Mis vecinos de abajo continúan dejando los zapatos de toda la familia en el felpudo de su casa, para que la Covid-19 no pueda traspasar el umbral prendida de sus suelas. En el fondo es un ritual milenario. A falta de certezas, seguimos colocando ídolos o poniendo señales en las puertas para ahuyentar a los malos espíritus.
El miedo y el desconcierto alentaron hace un año la tentación autoritaria. Pero enseguida se fue fraguando también la protesta de quienes encontraban excesivas e insoportables las restricciones. Esas dos pulsiones, la de libertad y la de seguridad, han convivido desde entonces en el seno de la sociedad, y no pocos de los que se ubican hoy en cada uno de estos grupos militaban en el opuesto hacia marzo de 2020.
Los mismos que hoy juzgan de irresponsables a quienes, tras un año de fatiga pandémica, estallan de alegría por la autonomía recuperada, quitaban importancia al virus, y llamaban al abrazo y la aglomeración, hace algo más de un año. De igual modo, muchos alertadores tempranos se han acabado afiliando a la transgresión y la rebeldía.
Y hay razones para la indulgencia con unos y otros. Hay a quien la realidad pasó por encima como un tráiler y cambió de opinión a fuerza del terror estadístico o el dolor cercano.
Hay quien hizo un gran sacrificio de aislamiento que no tuvo recompensa, y aún llora a alguien querido de quien no se pudo despedir. Hay quien añora a su familia o a sus amigos y acumula meses de soledad y tristeza.

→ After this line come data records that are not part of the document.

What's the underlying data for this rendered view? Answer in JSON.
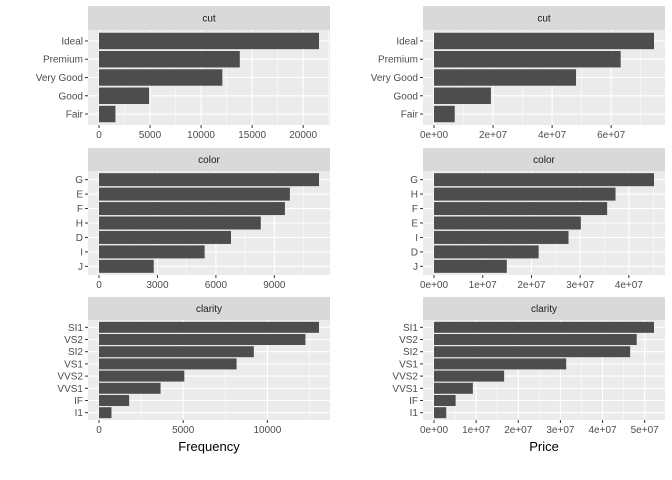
{
  "chart_data": [
    {
      "type": "bar",
      "orientation": "horizontal",
      "facet": "cut",
      "strip_label": "cut",
      "measure": "Frequency",
      "categories": [
        "Ideal",
        "Premium",
        "Very Good",
        "Good",
        "Fair"
      ],
      "values": [
        21551,
        13791,
        12082,
        4906,
        1610
      ],
      "ticks": [
        0,
        5000,
        10000,
        15000,
        20000
      ],
      "tick_labels": [
        "0",
        "5000",
        "10000",
        "15000",
        "20000"
      ],
      "grid": true
    },
    {
      "type": "bar",
      "orientation": "horizontal",
      "facet": "cut",
      "strip_label": "cut",
      "measure": "Price",
      "categories": [
        "Ideal",
        "Premium",
        "Very Good",
        "Good",
        "Fair"
      ],
      "values": [
        74513487,
        63221498,
        48107623,
        19275009,
        7017600
      ],
      "ticks": [
        0,
        20000000,
        40000000,
        60000000
      ],
      "tick_labels": [
        "0e+00",
        "2e+07",
        "4e+07",
        "6e+07"
      ],
      "grid": true
    },
    {
      "type": "bar",
      "orientation": "horizontal",
      "facet": "color",
      "strip_label": "color",
      "measure": "Frequency",
      "categories": [
        "G",
        "E",
        "F",
        "H",
        "D",
        "I",
        "J"
      ],
      "values": [
        11292,
        9797,
        9542,
        8304,
        6775,
        5422,
        2808
      ],
      "ticks": [
        0,
        3000,
        6000,
        9000
      ],
      "tick_labels": [
        "0",
        "3000",
        "6000",
        "9000"
      ],
      "grid": true
    },
    {
      "type": "bar",
      "orientation": "horizontal",
      "facet": "color",
      "strip_label": "color",
      "measure": "Price",
      "categories": [
        "G",
        "H",
        "F",
        "E",
        "I",
        "D",
        "J"
      ],
      "values": [
        45158240,
        37257301,
        35542866,
        30142944,
        27608146,
        21476439,
        14949281
      ],
      "ticks": [
        0,
        10000000,
        20000000,
        30000000,
        40000000
      ],
      "tick_labels": [
        "0e+00",
        "1e+07",
        "2e+07",
        "3e+07",
        "4e+07"
      ],
      "grid": true
    },
    {
      "type": "bar",
      "orientation": "horizontal",
      "facet": "clarity",
      "strip_label": "clarity",
      "measure": "Frequency",
      "categories": [
        "SI1",
        "VS2",
        "SI2",
        "VS1",
        "VVS2",
        "VVS1",
        "IF",
        "I1"
      ],
      "values": [
        13065,
        12258,
        9194,
        8171,
        5066,
        3655,
        1790,
        741
      ],
      "ticks": [
        0,
        5000,
        10000
      ],
      "tick_labels": [
        "0",
        "5000",
        "10000"
      ],
      "grid": true
    },
    {
      "type": "bar",
      "orientation": "horizontal",
      "facet": "clarity",
      "strip_label": "clarity",
      "measure": "Price",
      "categories": [
        "SI1",
        "VS2",
        "SI2",
        "VS1",
        "VVS2",
        "VVS1",
        "IF",
        "I1"
      ],
      "values": [
        52212000,
        48113000,
        46550000,
        31370000,
        16640000,
        9222000,
        5130000,
        2907000
      ],
      "ticks": [
        0,
        10000000,
        20000000,
        30000000,
        40000000,
        50000000
      ],
      "tick_labels": [
        "0e+00",
        "1e+07",
        "2e+07",
        "3e+07",
        "4e+07",
        "5e+07"
      ],
      "grid": true
    }
  ],
  "xlabels": [
    "Frequency",
    "Price"
  ],
  "colors": {
    "bar": "#4d4d4d",
    "panel": "#ebebeb",
    "grid": "#ffffff",
    "strip": "#d9d9d9"
  }
}
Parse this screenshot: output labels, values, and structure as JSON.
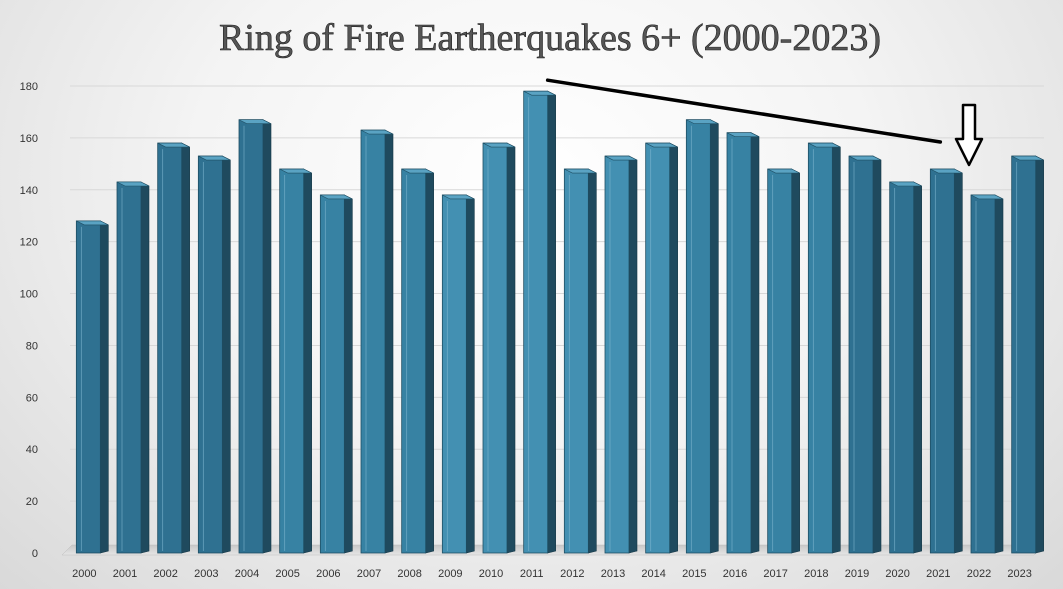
{
  "chart_data": {
    "type": "bar",
    "title": "Ring of Fire Eartherquakes 6+ (2000-2023)",
    "xlabel": "",
    "ylabel": "",
    "categories": [
      "2000",
      "2001",
      "2002",
      "2003",
      "2004",
      "2005",
      "2006",
      "2007",
      "2008",
      "2009",
      "2010",
      "2011",
      "2012",
      "2013",
      "2014",
      "2015",
      "2016",
      "2017",
      "2018",
      "2019",
      "2020",
      "2021",
      "2022",
      "2023"
    ],
    "values": [
      128,
      143,
      158,
      153,
      167,
      148,
      138,
      163,
      148,
      138,
      158,
      178,
      148,
      153,
      158,
      167,
      162,
      148,
      158,
      153,
      143,
      148,
      138,
      153
    ],
    "ylim": [
      0,
      180
    ],
    "yticks": [
      0,
      20,
      40,
      60,
      80,
      100,
      120,
      140,
      160,
      180
    ],
    "grid": true,
    "legend": "none",
    "bar_color": "#3d86a6",
    "annotations": [
      {
        "type": "line-pointer",
        "from_category": "2011",
        "to_category": "2021"
      },
      {
        "type": "down-arrow",
        "target_category": "2022"
      }
    ]
  }
}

Detrás de cada actitud ante las restricciones hay una vivencia personal. Sin embargo, sabemos que las posturas sobre la gestión de la pandemia tienden a alinearse con las preferencias políticas de cada uno. Ni siquiera los virus escapan a la polarización. La tensión entre libertad y seguridad ha marcado nuestra vida en el último año, especialmente desde que se hizo evidente que no se podía vivir en el encierro permanente y que la vacunación tardaría en completarse.
A ello hay que añadir el papel del Gobierno en la gestión de la pandemia. Más bien, un papelón. Durante el mando único, la rendición de cuentas se delegó en un técnico que atribuyó todas las decisiones políticas al dictamen de la ciencia.
Después, el presidente decidió traspasar el marrón a las autonomías para evitar su desgaste, pero le salió el tiro por la culata: el éxito arrollador de Isabel Díaz Ayuso en las elecciones madrileñas debe leerse como un voto de censura a la gestión pandémica de Pedro Sánchez.
Ahora que acaba el estado de alarma, el presidente ha desaparecido y algunos reclaman leyes ad hoc que habiliten a los poderes regionales para tomar las decisiones de las que Sánchez ha dimitido. Pero se equivocan.
Normalizar la suspensión de derechos fundamentales en legislaciones ordinarias y no de excepción supondría un grave retroceso constitucional. No se trata de aprobar a toda prisa normas que eludan aquello que por su naturaleza es extraordinario. Lo que hay que exigir es que el presidente haga aquello para lo que los españoles le eligieron: gobernar y rendir cuentas.
Mientras tanto, los españoles seguirán celebrando sus libertades reconquistadas. Habrá júbilo contenido y prudente, y habrá también excesos lamentables y algunos irresponsables.
Vamos, lo normal en una democracia liberal.